While she has stock-car aspirations, Ferns will continue to concentrate on open-wheel driving and is making the transition to the Silver Crown Series by driving a Toyota-powered car with a 750-horsepower engine, about twice the horsepower of a midget car.
When she comes to Toledo, Ferns will also have to adjust to driving on a smaller oval.
Ferns qualified 13th for the Casey's General Stores USAC Challenge and finished 10th in the 15-driver field in the race June 22 at Iowa Speedway in Newton, Iowa -- a 3/4-mile track, compared to Toledo Speedway's 1/2-mile oval.
"You're not going to be going as fast as if you're driving at Iowa," Ferns said. "The smaller tracks are tighter and with the smaller tracks, they're definitely more technical. You're doing so much more in one lap."

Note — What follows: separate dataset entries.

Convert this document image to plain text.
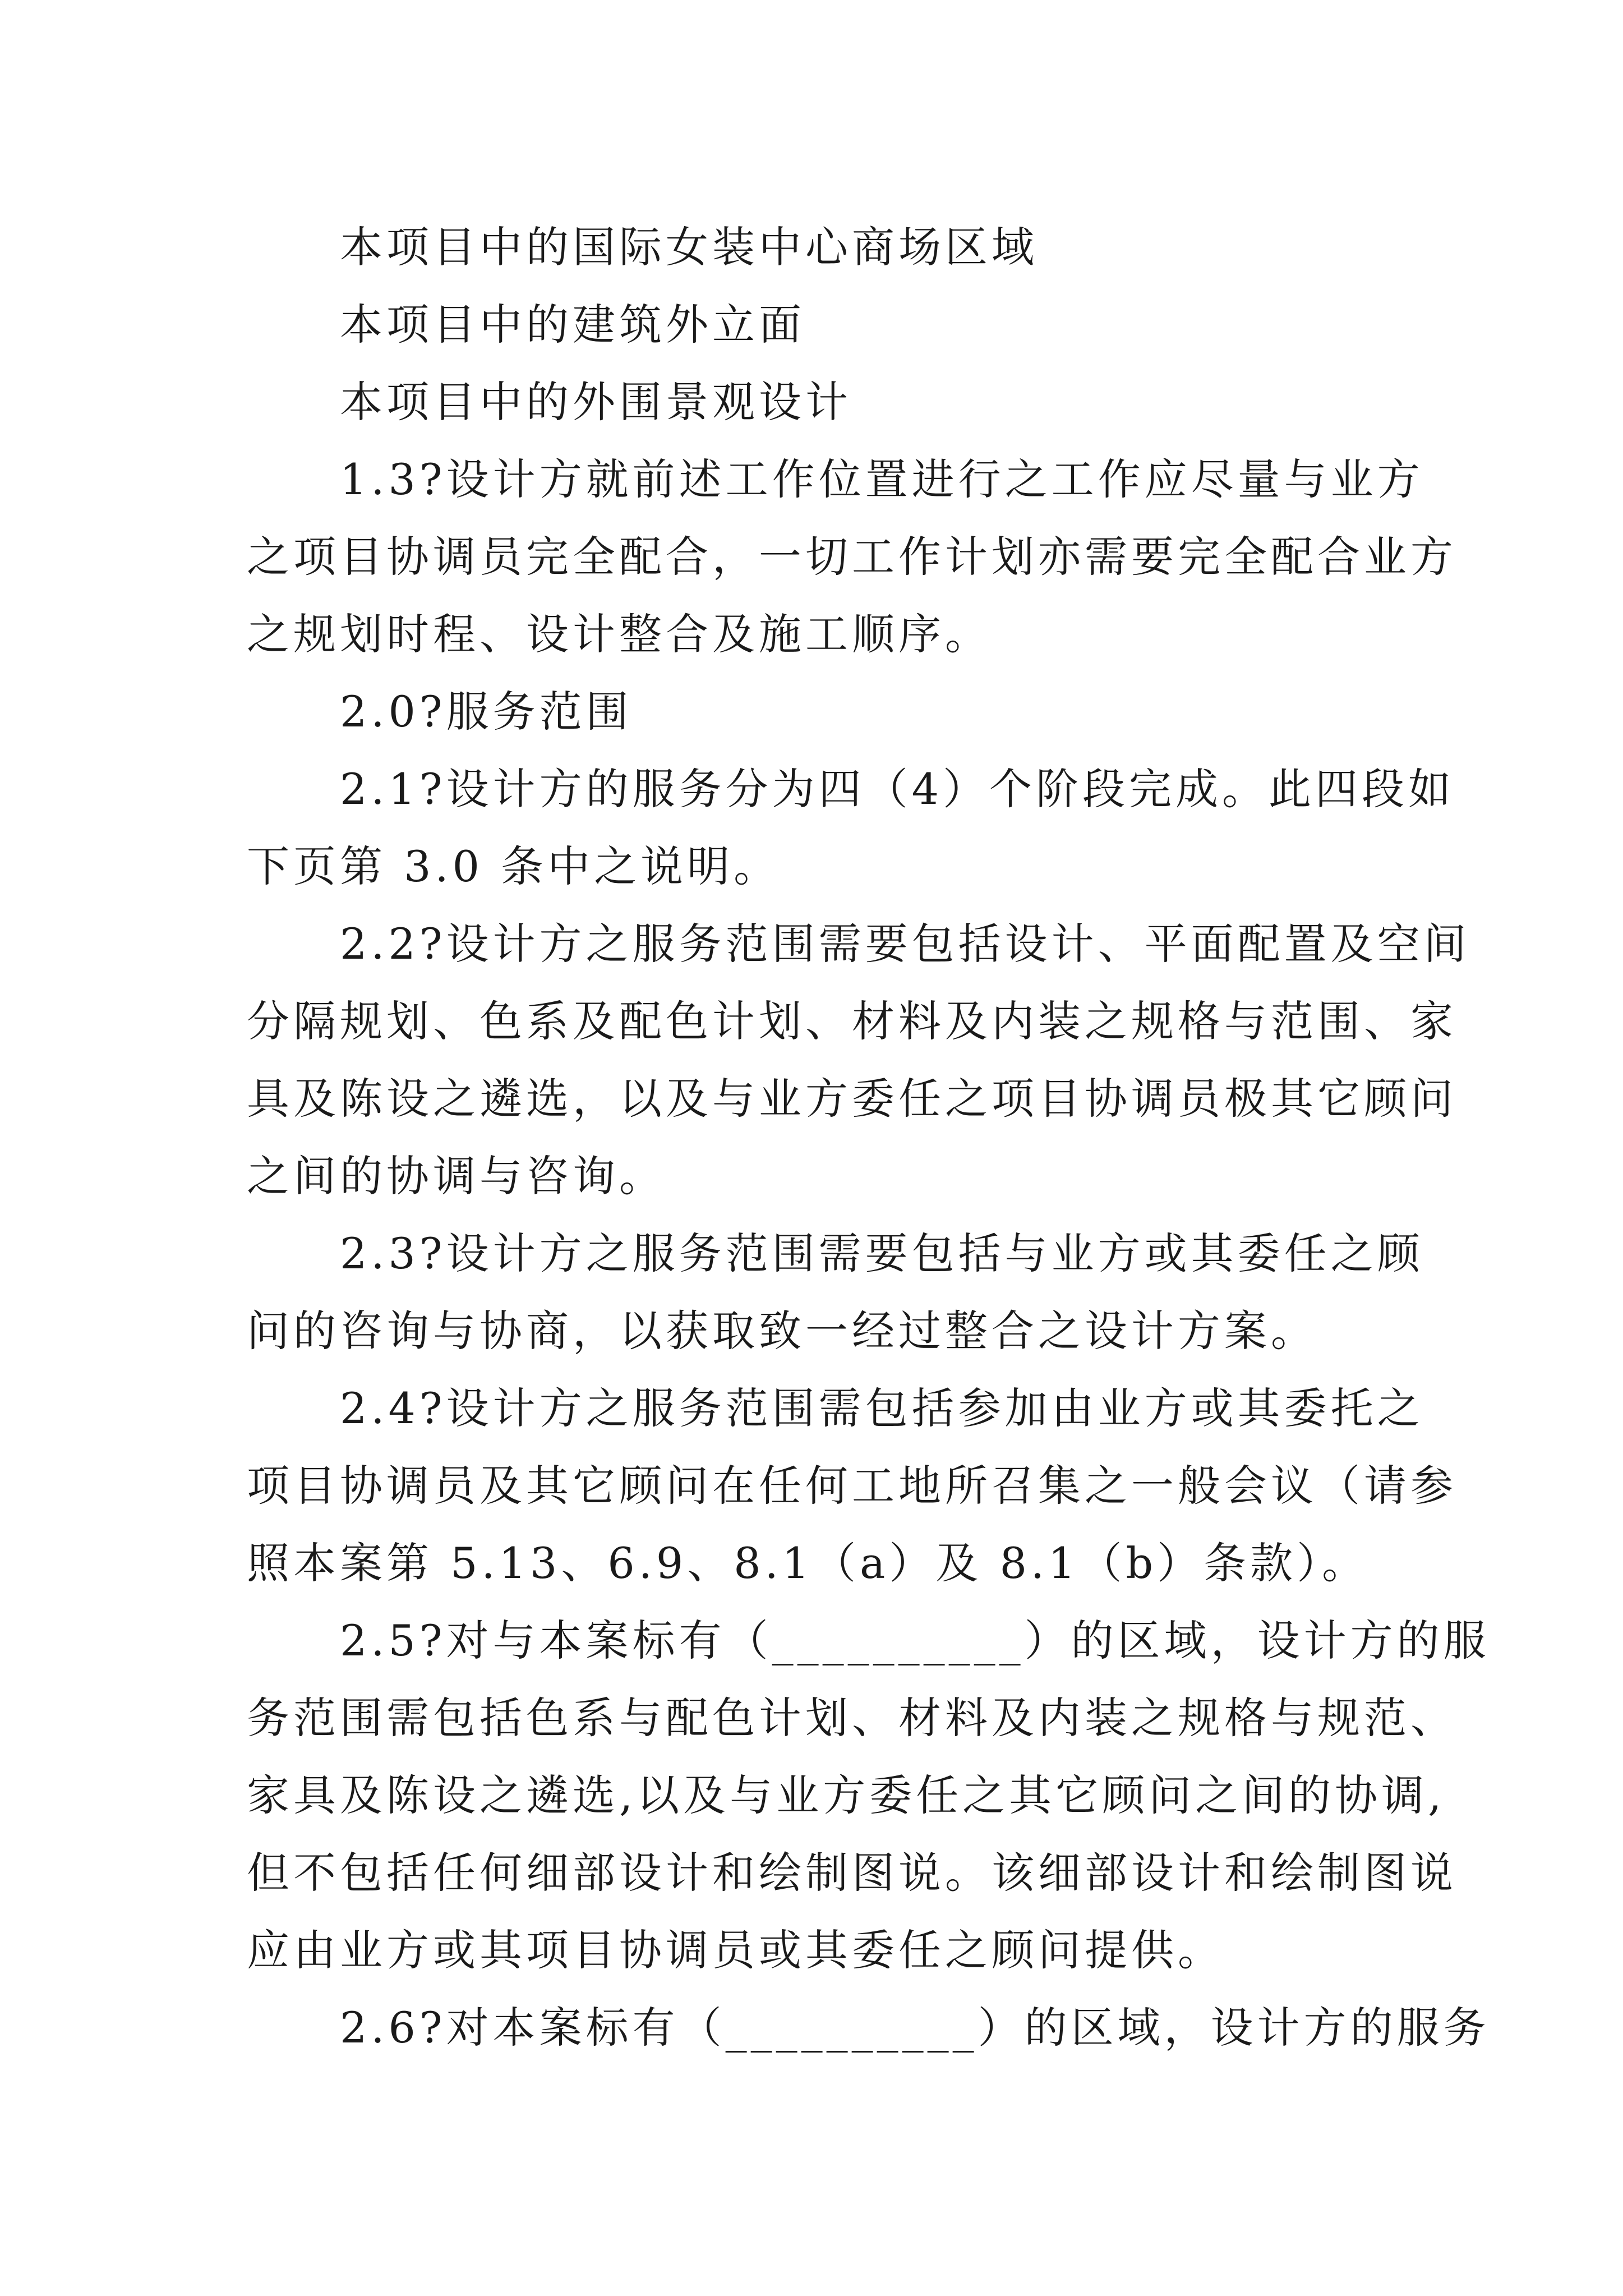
本项目中的国际女装中心商场区域
本项目中的建筑外立面
本项目中的外围景观设计
1.3?设计方就前述工作位置进行之工作应尽量与业方
之项目协调员完全配合，一切工作计划亦需要完全配合业方
之规划时程、设计整合及施工顺序。
2.0?服务范围
2.1?设计方的服务分为四（4）个阶段完成。此四段如
下页第 3.0 条中之说明。
2.2?设计方之服务范围需要包括设计、平面配置及空间
分隔规划、色系及配色计划、材料及内装之规格与范围、家
具及陈设之遴选，以及与业方委任之项目协调员极其它顾问
之间的协调与咨询。
2.3?设计方之服务范围需要包括与业方或其委任之顾
问的咨询与协商，以获取致一经过整合之设计方案。
2.4?设计方之服务范围需包括参加由业方或其委托之
项目协调员及其它顾问在任何工地所召集之一般会议（请参
照本案第 5.13、6.9、8.1（a）及 8.1（b）条款）。
2.5?对与本案标有（__________）的区域，设计方的服
务范围需包括色系与配色计划、材料及内装之规格与规范、
家具及陈设之遴选,以及与业方委任之其它顾问之间的协调,
但不包括任何细部设计和绘制图说。该细部设计和绘制图说
应由业方或其项目协调员或其委任之顾问提供。
2.6?对本案标有（__________）的区域，设计方的服务
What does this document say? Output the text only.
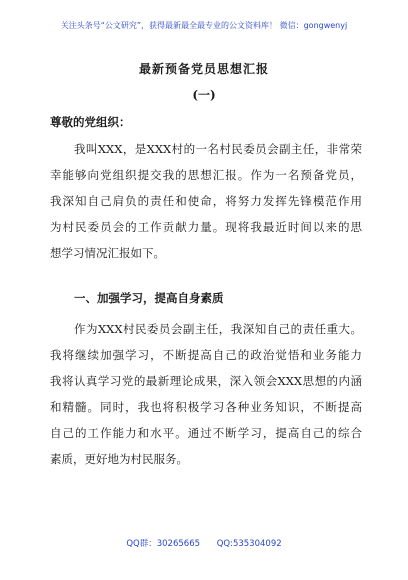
关注头条号“公文研究”，获得最新最全最专业的公文资料库！ 微信：gongwenyj
最新预备党员思想汇报
(一)
尊敬的党组织：
我叫XXX，是XXX村的一名村民委员会副主任，非常荣
幸能够向党组织提交我的思想汇报。作为一名预备党员，
我深知自己肩负的责任和使命，将努力发挥先锋模范作用
为村民委员会的工作贡献力量。现将我最近时间以来的思
想学习情况汇报如下。
一、加强学习，提高自身素质
作为XXX村民委员会副主任，我深知自己的责任重大。
我将继续加强学习，不断提高自己的政治觉悟和业务能力
我将认真学习党的最新理论成果，深入领会XXX思想的内涵
和精髓。同时，我也将积极学习各种业务知识，不断提高
自己的工作能力和水平。通过不断学习，提高自己的综合
素质，更好地为村民服务。
QQ群：30265665 QQ:535304092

She'll also have to adjust to longer races; she'll run in her second 100-lap race in as many weeks.
"I want to do the best I can do, push the car as hard as I can and improve on my finishes," Ferns said. "I want to finish all the laps."
Still, Ferns has high expectations for the start of her next step in auto racing.
"The USAC races are some of the best open-wheel races in the nation," Ferns said. "I'm starting to earn my way in open wheel races, and trying to be the best, it's an obstacle. But hopefully, we'll have a better weekend at Toledo."